A, Unsupervised clustering of absolute cfDNA concentrations from 11 different cell types in a subset of Cohort B PAH patients (n=96) and healthy controls (n=16; Purple ribbon). After bisulfite sequencing, cfDNA sequence reads were analyzed against a library of 25 cell-specific DNA methylation signatures to deconvolve the cfDNA tissue of origin. The analysis was limited to the 11 cells or tissues that had quantifiable cfDNA present in the majority of patients. Those that were not substantially represented in either PAH patients or healthy controls included B cells, CD4 T cells, CD8 T cells, cortical neurons, thyroid, breast, alveolar epithelium, upper gastrointestinal tract, colon, pancreatic beta cells, pancreatic acinar cells, pancreatic duct cells, prostate, and uterus/cervix. PAH patients were grouped into low (≤ 6, n=27; Green ribbon), medium (7–8, n=25; Yellow ribbon), and high-risk (≥ 9, n=44; Red ribbon) categories based on REVEAL 2.0 risk score. Each column represents an individual patient or healthy control and each row represents a specific cell or tissue type. Therefore, the intersection of each column and row represents an individual’s absolute cfDNA concentration from a specific cell or tissue type. cfDNA is represented in copies/mL of plasma and reported in log scale from lowest (blue) to highest (red) values. B, Cell-specific cfDNA concentrations are displayed as mean +/− SD of log10-transformed values. Patients were divided into three risk groups based on REVEAL 2.0 score: low (≤ 6), medium (7–8), and high (≥ 9). Only the seven cell types that were significantly elevated in PAH patients compared with healthy controls are depicted (Bonferroni adjusted P<0.05 for all). Pairwise comparisons between PAH patients and healthy controls are illustrated with asterisks (* P<0.05; ** P<0.01; *** P<0.001; **** P<0.0001). Pairwise comparisons between PAH patients of varying risk are illustrated with pound signs (# P<0.05; ## P<0.01). Erythrocyte progenitor cells, cardiac myocytes, and vascular endothelium differentiated between PAH patients of varying REVEAL 2.0 risk. All comparisons were corrected for multiple testing.
Figure 6.
Figure 6.. Representative cell-free DNA (cfDNA) distributions by origin from a healthy control and pulmonary arterial hypertension (PAH) patients of low, medium, and high risk.
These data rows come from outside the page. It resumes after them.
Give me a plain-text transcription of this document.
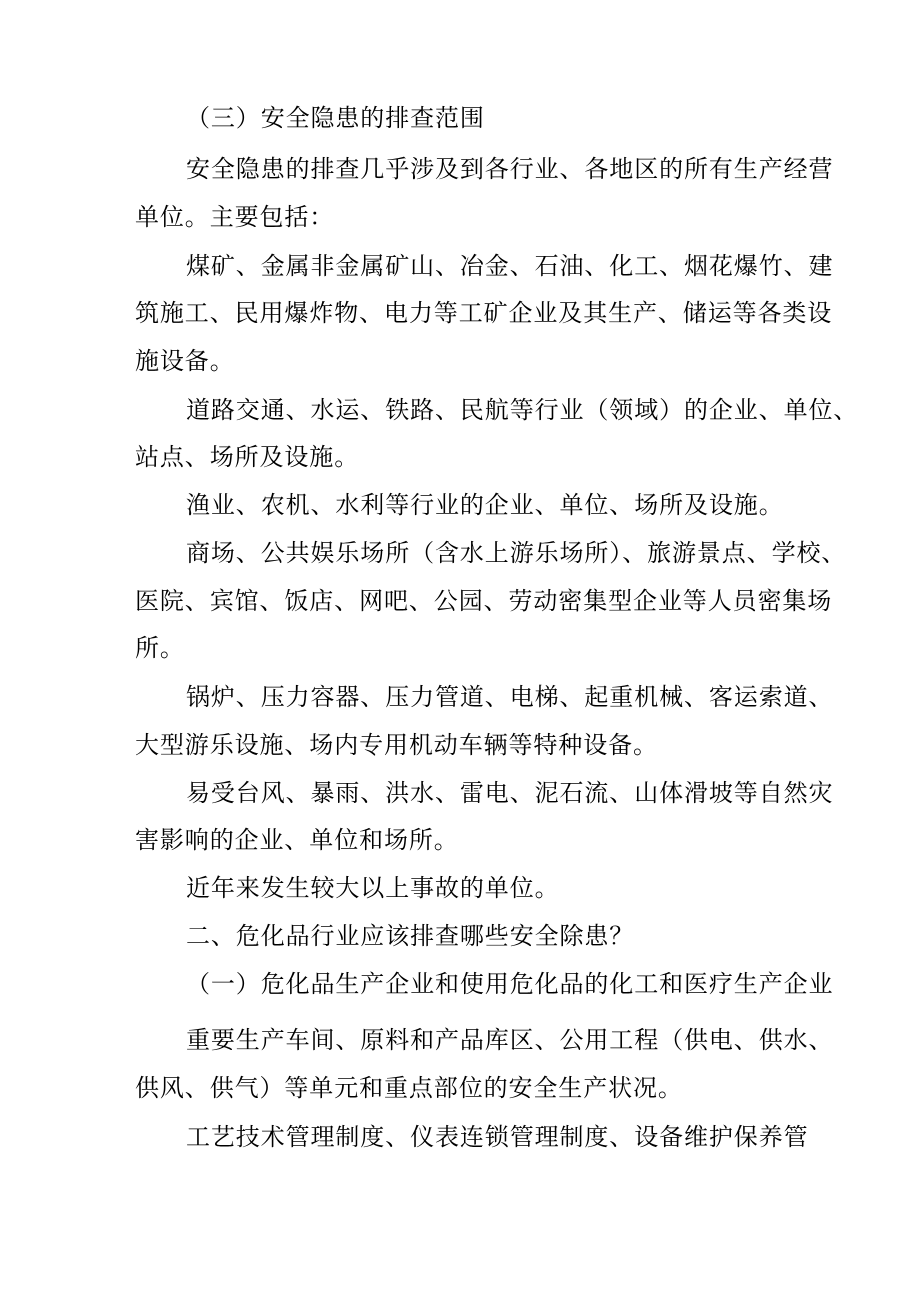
（三）安全隐患的排查范围
安全隐患的排查几乎涉及到各行业、各地区的所有生产经营
单位。主要包括：
煤矿、金属非金属矿山、冶金、石油、化工、烟花爆竹、建
筑施工、民用爆炸物、电力等工矿企业及其生产、储运等各类设
施设备。
道路交通、水运、铁路、民航等行业（领域）的企业、单位、
站点、场所及设施。
渔业、农机、水利等行业的企业、单位、场所及设施。
商场、公共娱乐场所（含水上游乐场所）、旅游景点、学校、
医院、宾馆、饭店、网吧、公园、劳动密集型企业等人员密集场
所。
锅炉、压力容器、压力管道、电梯、起重机械、客运索道、
大型游乐设施、场内专用机动车辆等特种设备。
易受台风、暴雨、洪水、雷电、泥石流、山体滑坡等自然灾
害影响的企业、单位和场所。
近年来发生较大以上事故的单位。
二、危化品行业应该排查哪些安全除患？
（一）危化品生产企业和使用危化品的化工和医疗生产企业
重要生产车间、原料和产品库区、公用工程（供电、供水、
供风、供气）等单元和重点部位的安全生产状况。
工艺技术管理制度、仪表连锁管理制度、设备维护保养管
A stacked bar graph displays the proportion of cfDNA (in log10-transformed copies/mL) originating from specific cell or tissue types for a representative healthy control and 3 PAH patients of varying risk. Patients were grouped into low (≤ 6), medium (7–8), and high risk (≥ 9) categories based on REVEAL 2.0 risk score. Each cell or tissue is identified by a specific color, with the length of the stacked segment corresponding to the relative contribution of that source to the total concentration of cfDNA. For healthy control, low, medium, and high risk individuals, the other category consisted of 2, 1, 3, and 4 sources, respectively, that did not have quantifiable cfDNA present in the majority of patients.